Reasons for an ‘unsatisfactory’ classification include:
- high grade cytology referral with no biopsy taken without appropriate reason recorded
- treatment indicated based on cytology referral or colposcopic findings but not carried out and no reason or colposcopy MDT discussion recorded
- ablative treatment for CIN/CGIN undertaken without a biopsy being taken in advance
- failure to follow up and issue appointment at the appropriate interval, for example, pregnant patients or those requiring future colposcopic follow up
- clinical management plan not carried out and no reason recorded
- confirmed CGIN with incomplete excision margins not offered re-excision
- inappropriate discharge to routine recall
- failure to follow national guidance with no explanation and no discussion at colposcopy MDT
- cancer diagnosed within 12 months of colposcopy assessment and cancer stage such that it is judged to have probably been present at colposcopy
Duty of candour application
All assessments are considered in the context of an individual being diagnosed with cervical cancer.
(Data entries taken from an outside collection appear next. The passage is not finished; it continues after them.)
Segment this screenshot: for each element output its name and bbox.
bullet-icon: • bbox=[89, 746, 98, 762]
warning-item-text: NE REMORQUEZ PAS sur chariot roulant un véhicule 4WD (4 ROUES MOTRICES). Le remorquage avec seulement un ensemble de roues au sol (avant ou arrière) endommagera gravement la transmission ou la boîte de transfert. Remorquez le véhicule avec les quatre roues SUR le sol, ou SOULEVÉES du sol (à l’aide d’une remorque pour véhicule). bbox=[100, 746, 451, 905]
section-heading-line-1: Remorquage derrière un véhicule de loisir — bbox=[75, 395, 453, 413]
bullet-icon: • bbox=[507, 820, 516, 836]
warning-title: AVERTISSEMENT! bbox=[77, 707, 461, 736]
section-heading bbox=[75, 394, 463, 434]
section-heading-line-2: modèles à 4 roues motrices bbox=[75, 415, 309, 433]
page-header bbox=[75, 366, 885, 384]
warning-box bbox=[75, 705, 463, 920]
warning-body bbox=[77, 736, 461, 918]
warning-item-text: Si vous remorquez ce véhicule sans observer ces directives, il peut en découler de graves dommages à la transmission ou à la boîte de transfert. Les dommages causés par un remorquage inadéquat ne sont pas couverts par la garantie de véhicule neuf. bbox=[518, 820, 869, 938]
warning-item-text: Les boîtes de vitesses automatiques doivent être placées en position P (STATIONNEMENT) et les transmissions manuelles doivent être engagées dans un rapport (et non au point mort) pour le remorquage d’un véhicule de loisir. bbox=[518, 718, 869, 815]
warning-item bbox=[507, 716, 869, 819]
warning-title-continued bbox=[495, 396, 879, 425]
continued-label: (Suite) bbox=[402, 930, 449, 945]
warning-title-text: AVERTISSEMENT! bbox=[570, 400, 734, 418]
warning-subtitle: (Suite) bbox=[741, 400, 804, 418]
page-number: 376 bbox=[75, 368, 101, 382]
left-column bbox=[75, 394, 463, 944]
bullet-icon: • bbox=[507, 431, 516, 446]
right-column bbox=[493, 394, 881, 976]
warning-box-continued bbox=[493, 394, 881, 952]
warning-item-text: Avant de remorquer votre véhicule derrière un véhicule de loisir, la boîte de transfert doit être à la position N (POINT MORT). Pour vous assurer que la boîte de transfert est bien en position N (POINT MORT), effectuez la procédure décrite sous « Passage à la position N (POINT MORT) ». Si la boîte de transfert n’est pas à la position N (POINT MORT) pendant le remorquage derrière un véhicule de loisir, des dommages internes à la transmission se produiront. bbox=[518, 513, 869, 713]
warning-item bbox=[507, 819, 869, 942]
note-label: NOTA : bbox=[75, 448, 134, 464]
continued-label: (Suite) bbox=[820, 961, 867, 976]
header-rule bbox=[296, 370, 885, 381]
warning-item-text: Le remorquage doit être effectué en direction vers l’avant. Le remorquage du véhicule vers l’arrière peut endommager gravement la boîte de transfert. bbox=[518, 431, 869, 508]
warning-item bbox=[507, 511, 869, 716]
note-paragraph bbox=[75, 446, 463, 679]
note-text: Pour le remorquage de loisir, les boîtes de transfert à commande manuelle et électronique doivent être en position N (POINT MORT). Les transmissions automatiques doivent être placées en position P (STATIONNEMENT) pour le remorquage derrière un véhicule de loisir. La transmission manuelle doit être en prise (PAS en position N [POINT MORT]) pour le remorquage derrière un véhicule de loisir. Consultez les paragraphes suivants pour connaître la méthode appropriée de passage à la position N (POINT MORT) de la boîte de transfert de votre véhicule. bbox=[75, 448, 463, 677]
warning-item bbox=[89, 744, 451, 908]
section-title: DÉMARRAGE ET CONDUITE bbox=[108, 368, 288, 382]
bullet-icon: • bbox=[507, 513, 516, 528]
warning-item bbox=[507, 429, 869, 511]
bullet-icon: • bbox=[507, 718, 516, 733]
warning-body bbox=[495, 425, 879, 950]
An individual’s screening history can involve any or all of a combination of cervical cytology, cervical histology and colposcopy attendances. Each must be given a classification of satisfactory, satisfactory with learning points or unsatisfactory.
Classifications of satisfactory or satisfactory with learning points do not fulfil the definition of harm that requires the duty of candour process to be followed.
However, they are disclosed if the individual has requested feedback as part of the routine disclosure of audit process.
Cases identified as unsatisfactory fulfil the definition of moderate or severe harm and are therefore classified as a notifiable safety incident. The duty of candour process is followed in these circumstances.
The classification of each element of the screening history must be disclosed when discussing with individuals, whether or not duty of candour applies.